You told McDunn Andy hid the cellphone in the buildings on the island and it took you an hour to find it. You don't know if he believed you or not. You told him that Andy let you call your doctor — with a gun to your head — to prove the phone was working before he hid it. McDunn nodded wisely, as though it was all fitting into place.
The cops are remaining in your flat for another few days, still vainly hoping Andy will appear there. Meanwhile, Al and his wife seem happy to let you stay with them in Leith.
You tried to rescue Despot a couple of times, but not very hard, and not with any noticeable result. You tried the trick Andy showed you in Xerium and it worked. But you can't be bothered with games just now. This morning a redirected letter arrived from the finance company saying they're going to repossess the lap-top unless you make your payments. You think you'll let them take it.

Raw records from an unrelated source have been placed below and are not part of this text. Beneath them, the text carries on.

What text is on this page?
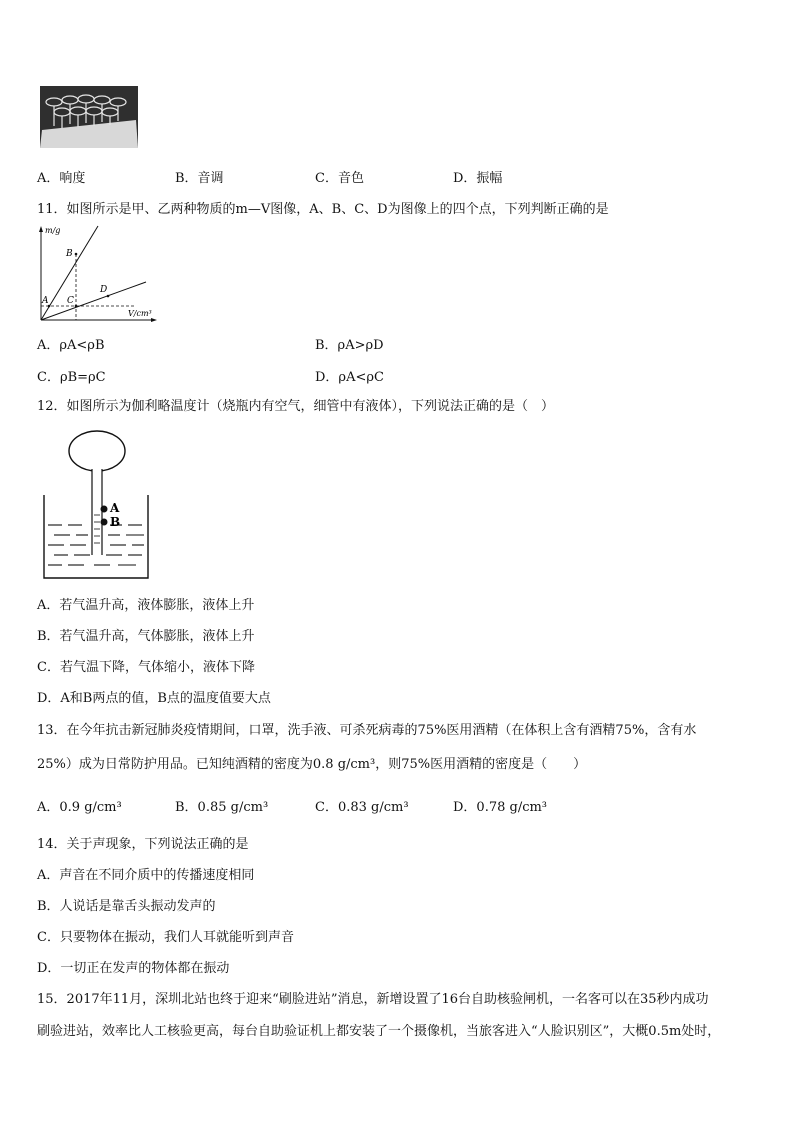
A．响度	B．音调	C．音色	D．振幅
11．如图所示是甲、乙两种物质的m—V图像，A、B、C、D为图像上的四个点，下列判断正确的是
m/g
V/cm³
A
B
C
D
A．ρA<ρB	B．ρA>ρD
C．ρB=ρC	D．ρA<ρC
12．如图所示为伽利略温度计（烧瓶内有空气，细管中有液体），下列说法正确的是（　）
A
B
A．若气温升高，液体膨胀，液体上升
B．若气温升高，气体膨胀，液体上升
C．若气温下降，气体缩小，液体下降
D．A和B两点的值，B点的温度值要大点
13．在今年抗击新冠肺炎疫情期间，口罩，洗手液、可杀死病毒的75%医用酒精（在体积上含有酒精75%，含有水
25%）成为日常防护用品。已知纯酒精的密度为0.8 g/cm³，则75%医用酒精的密度是（　　）
A．0.9 g/cm³	B．0.85 g/cm³	C．0.83 g/cm³	D．0.78 g/cm³
14．关于声现象，下列说法正确的是
A．声音在不同介质中的传播速度相同
B．人说话是靠舌头振动发声的
C．只要物体在振动，我们人耳就能听到声音
D．一切正在发声的物体都在振动
15．2017年11月，深圳北站也终于迎来“刷脸进站”消息，新增设置了16台自助核验闸机，一名客可以在35秒内成功
刷验进站，效率比人工核验更高，每台自助验证机上都安装了一个摄像机，当旅客进入“人脸识别区”，大概0.5m处时，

At the paper they know you're not well, and everybody's been very sympathetic and supportive. They aren't asking too much of you, but Sir Andrew rang Eddie from Antigua and suggested you might like to do a series of articles on your experiences: the definitive word on the whole story. Other papers are interested too; there's no shortage of offers, ways to make money out of the deal.
You can see rain in the air, sweeping abundantly over the city towards you on the turned, westerly wind, obscuring the view of the bridges now and dragging huge curved veils slowly over the islands in the firth. Could be sleet, not rain.
You went down to the Cowgate last night and scored a little coke to cheer yourself up for a while.
You make sure there's nobody else around, then turn and hunch over, back to the wind. You gather your coat around you, take the little tin box out of your jacket pocket and open it. The stuff inside's been razored already, and you lift some out with your car key and sniff it, two tiny white heaps for each nostril, then three and then four when your throat doesn't go quite as numb as it should. That's better.
You put the tin away, sniffing. You tap the other packet in your jacket, then shrug, take it out and open it. You bought these last night, too. What the fuck. Screw the world, bugger reality. Saint Hunter would understand; Uncle Warren wrote a song about it.
You light a cigarette, shake your head as you look out over the grey-enthroned city, and laugh.